- Kurtlar da evlâdın babasını sevmesi gibi onu severlerdi. Onlara da bu sevgiyi verdim, tşte sana kudret, işte sana güç!
- داده کرمان را برو مهر ولد ** بر پدر من اینت قدرت اینت ید
- Analara analık edebini ben öğrettim. Artık düşün, benim yakıp aydınlattığım lütuf nasıl olur?

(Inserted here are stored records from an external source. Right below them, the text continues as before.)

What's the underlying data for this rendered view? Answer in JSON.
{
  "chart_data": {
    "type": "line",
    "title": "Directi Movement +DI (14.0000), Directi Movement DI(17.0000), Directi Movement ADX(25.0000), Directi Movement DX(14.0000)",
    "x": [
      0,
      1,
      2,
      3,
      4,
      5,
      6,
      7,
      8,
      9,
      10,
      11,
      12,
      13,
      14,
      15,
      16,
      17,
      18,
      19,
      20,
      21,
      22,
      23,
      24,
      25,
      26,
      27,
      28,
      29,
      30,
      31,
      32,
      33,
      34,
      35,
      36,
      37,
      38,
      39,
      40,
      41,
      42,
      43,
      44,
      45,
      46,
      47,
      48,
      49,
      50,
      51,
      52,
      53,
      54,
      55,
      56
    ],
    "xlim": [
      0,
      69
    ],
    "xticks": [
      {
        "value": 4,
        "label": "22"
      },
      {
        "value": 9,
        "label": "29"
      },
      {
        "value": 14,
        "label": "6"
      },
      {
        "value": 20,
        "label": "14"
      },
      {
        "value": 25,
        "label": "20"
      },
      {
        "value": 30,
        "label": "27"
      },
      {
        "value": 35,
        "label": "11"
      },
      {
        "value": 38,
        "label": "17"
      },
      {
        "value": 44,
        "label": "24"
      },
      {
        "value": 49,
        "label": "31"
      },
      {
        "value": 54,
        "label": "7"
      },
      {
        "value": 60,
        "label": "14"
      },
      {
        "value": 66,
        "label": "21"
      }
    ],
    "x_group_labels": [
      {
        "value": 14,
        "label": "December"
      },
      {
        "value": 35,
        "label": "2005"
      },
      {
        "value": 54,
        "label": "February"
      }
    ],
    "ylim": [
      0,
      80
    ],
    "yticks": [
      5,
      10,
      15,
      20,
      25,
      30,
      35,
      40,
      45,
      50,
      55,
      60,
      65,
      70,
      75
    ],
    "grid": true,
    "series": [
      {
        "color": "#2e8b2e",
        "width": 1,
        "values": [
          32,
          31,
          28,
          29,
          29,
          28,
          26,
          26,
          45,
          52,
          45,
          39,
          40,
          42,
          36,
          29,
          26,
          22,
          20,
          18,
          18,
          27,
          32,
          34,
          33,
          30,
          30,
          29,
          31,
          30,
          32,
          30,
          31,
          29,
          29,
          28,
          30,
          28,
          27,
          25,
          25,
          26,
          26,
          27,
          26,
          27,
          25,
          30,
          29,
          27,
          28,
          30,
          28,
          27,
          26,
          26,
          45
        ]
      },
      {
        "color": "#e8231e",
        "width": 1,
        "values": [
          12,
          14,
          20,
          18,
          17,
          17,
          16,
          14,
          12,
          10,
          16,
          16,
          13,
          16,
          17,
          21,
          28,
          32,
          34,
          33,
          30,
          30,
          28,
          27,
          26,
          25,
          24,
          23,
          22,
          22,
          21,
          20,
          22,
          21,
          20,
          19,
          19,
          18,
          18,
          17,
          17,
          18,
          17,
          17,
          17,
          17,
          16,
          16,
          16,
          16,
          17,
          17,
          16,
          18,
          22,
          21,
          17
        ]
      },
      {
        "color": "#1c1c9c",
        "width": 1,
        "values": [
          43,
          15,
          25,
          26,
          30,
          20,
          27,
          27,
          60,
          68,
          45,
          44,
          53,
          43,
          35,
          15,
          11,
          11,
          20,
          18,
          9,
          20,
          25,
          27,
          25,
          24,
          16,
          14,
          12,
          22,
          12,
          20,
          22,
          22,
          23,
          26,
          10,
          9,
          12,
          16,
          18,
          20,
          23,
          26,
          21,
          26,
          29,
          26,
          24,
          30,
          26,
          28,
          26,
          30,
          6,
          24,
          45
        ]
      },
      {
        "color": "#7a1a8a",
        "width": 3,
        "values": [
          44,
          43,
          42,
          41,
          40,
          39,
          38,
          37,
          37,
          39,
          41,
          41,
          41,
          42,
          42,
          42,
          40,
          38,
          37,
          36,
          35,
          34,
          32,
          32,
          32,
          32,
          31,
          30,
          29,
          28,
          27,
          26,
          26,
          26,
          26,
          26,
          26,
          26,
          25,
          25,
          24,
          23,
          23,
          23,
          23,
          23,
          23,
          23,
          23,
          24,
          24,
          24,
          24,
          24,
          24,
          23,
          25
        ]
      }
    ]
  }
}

- مادران را داب من آموختم ** چون بود لطفی که من افروختم
- Yüzlerce inayetlerde bulundum, yüzlerce alâkalar yarattım, bu suretle benim lûtfumu vasıtasız olarak görsün dedim.
- صد عنایت کردم و صد رابطه ** تا ببیند لطف من بیواسطه
- Görsün de sebep yüzünden savaşlara, çekişmelere düşmesin; her yardımı, ancak benden beklesin. 4840
- تا نباشد از سبب در کشمکش ** تا بود هر استعانت از منش
- Bana karşı hiçbir özrü olmasın, her kötü dosttan şikâyetlenmesin dedim.

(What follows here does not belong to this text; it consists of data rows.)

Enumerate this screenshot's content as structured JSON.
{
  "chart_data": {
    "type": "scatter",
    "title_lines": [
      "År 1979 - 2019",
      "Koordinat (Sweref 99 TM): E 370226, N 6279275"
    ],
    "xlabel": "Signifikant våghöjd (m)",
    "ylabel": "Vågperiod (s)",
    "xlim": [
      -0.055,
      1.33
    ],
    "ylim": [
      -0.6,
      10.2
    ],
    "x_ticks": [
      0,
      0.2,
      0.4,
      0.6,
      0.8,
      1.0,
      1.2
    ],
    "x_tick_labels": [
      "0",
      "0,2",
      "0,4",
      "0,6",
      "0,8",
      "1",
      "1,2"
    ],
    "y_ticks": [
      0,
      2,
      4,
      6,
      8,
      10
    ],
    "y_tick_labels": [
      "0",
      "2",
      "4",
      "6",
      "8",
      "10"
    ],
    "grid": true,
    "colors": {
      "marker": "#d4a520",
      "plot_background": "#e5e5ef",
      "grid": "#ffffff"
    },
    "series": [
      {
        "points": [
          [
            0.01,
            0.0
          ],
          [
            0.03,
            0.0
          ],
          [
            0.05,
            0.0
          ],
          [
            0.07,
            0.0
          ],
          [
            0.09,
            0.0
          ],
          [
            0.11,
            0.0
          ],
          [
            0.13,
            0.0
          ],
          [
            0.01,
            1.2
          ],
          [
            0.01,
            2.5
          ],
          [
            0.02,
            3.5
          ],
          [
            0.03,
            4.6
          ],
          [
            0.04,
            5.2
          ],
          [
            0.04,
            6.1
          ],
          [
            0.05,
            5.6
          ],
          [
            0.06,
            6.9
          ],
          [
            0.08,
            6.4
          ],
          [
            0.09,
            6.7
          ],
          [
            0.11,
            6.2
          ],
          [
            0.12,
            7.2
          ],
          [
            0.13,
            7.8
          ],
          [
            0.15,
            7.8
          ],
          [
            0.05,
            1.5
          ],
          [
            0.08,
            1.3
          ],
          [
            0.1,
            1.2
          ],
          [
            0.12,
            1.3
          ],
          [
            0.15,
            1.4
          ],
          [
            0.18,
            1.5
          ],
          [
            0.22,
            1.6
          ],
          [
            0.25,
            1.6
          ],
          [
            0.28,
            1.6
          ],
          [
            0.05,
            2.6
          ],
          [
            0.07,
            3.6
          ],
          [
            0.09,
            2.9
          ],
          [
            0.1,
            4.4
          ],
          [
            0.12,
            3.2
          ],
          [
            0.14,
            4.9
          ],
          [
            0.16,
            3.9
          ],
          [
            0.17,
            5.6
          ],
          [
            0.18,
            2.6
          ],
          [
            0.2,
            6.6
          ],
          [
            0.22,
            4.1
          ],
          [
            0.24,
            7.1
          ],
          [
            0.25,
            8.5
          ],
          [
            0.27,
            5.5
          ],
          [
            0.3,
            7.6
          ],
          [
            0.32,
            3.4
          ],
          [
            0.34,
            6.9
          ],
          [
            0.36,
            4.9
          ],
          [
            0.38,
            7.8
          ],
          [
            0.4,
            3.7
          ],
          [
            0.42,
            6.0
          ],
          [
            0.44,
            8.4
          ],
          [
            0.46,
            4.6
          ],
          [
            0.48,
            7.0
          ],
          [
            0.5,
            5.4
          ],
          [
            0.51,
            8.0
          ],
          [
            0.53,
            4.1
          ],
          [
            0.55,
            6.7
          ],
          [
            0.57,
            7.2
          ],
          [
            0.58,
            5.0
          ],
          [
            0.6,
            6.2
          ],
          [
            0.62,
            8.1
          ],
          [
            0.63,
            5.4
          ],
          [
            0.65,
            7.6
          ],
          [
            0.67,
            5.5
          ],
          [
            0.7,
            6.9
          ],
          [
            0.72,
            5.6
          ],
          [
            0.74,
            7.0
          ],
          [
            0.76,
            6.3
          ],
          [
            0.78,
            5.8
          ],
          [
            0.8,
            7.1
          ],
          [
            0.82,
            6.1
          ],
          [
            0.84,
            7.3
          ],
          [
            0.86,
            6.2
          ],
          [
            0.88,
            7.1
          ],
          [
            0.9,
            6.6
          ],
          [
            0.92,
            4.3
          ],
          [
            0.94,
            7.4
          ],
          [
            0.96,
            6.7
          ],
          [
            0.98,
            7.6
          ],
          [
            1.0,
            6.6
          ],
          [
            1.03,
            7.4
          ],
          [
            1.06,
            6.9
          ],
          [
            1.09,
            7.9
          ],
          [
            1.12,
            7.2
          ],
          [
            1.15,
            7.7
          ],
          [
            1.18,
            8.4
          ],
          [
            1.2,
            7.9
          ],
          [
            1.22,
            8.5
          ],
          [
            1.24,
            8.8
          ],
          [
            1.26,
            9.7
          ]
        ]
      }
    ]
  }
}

- ورنه تا خود هیچ عذری نبودش ** شکوتی نبود ز هر یار بدش
- Bu yüzlerce alâkayla beslenmeyi, yetişmeyi gördü. Onu vasıtasız olarak nasıl besledim, anladı, bildi.
- این حضانه دید با صد رابطه ** که بپروردم ورا بیواسطه
- Ey ulu Tanrı'nın kulu, buna karşılık şükrane olarak Nemrut oldu, Halil'i yakmaya kalkıştı.
- شکر او آن بود ای بندهی جلیل ** که شد او نمرود و سوزندهی خلیل
- Nitekim bu şehzade de padişaha şükran olarak ululandı, mevkiinin daha yücelmesini istedi.
- همچنان کین شاهزاده شکر شاه ** کرد استکبار و استکثار جاه
- Ben neden başkasına tâbi olayım? Benim de bir ülkem var, ben de yeni bir ikbale sahibim dedi. 4845
- که چرا من تابع غیری شوم ** چونک صاحب ملک و اقبال نوم
- Evvelce anlattığımız gibi, padişahtan görmüş olduğu lütuf lan, ululandığı için gönlünde örtüldü gitti.